Geçen akşam izlediğim bir dizide, kızın eski sevgilisine söylediği sözle hem
şaşırdım, hem sevindim.
Eski sevgilisiyle konuşurken, sevgilisine “Suçlamak zayıflıktır, lütfen yapma” dedi.
Sevindim çünkü Şiddetsiz İletişim bilmeden de suçlamanın zayıflık olduğu
farkındalığını kutluyorum, belki de biliyordu onu da bilmiyorum. Dizide konusu
olmadı.
Suçlamak “yanlıştır” demiyorum. Eğitimlerde bu suçlamaları duymanın kıymetini,
kalbimizin özlemlerini anlamamızı, nasıl kolaylaştırdığına katılımcıların dikkatini
davet ederim.
Önem verdiğim şey ışık hızında oluşan bu suçlama cümlemle ne yaptığım?
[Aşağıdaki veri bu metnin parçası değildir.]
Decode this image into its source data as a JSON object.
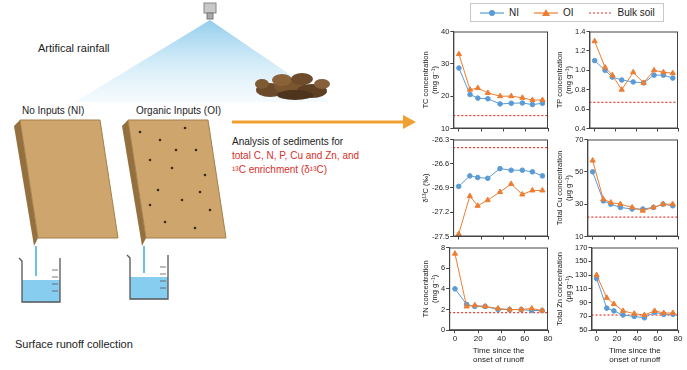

Kalbimin özlemlerini anlamak ve bunları başka stratejilerle karşılamak için mi
kullanıyorum ki bu içsel tatminimi arttırır.
Yoksa karşımdakine bunu söylemeyi mi seçiyorum ki bunun da sonuçları var.
Doğru ve yanlışın ötesine giderek, bu eylemimin bir sonucu olacağını bilincime
getirirsem, belki ŞİDDETSİZ İLETİŞİM rehberliğinde, duygu temelli tepki vermek
yerine ihtiyaç temelli eyleme geçmeyi seçebilirim.
Ben buna “özgürlük” diyorum. “Seçim özgürlüğü”.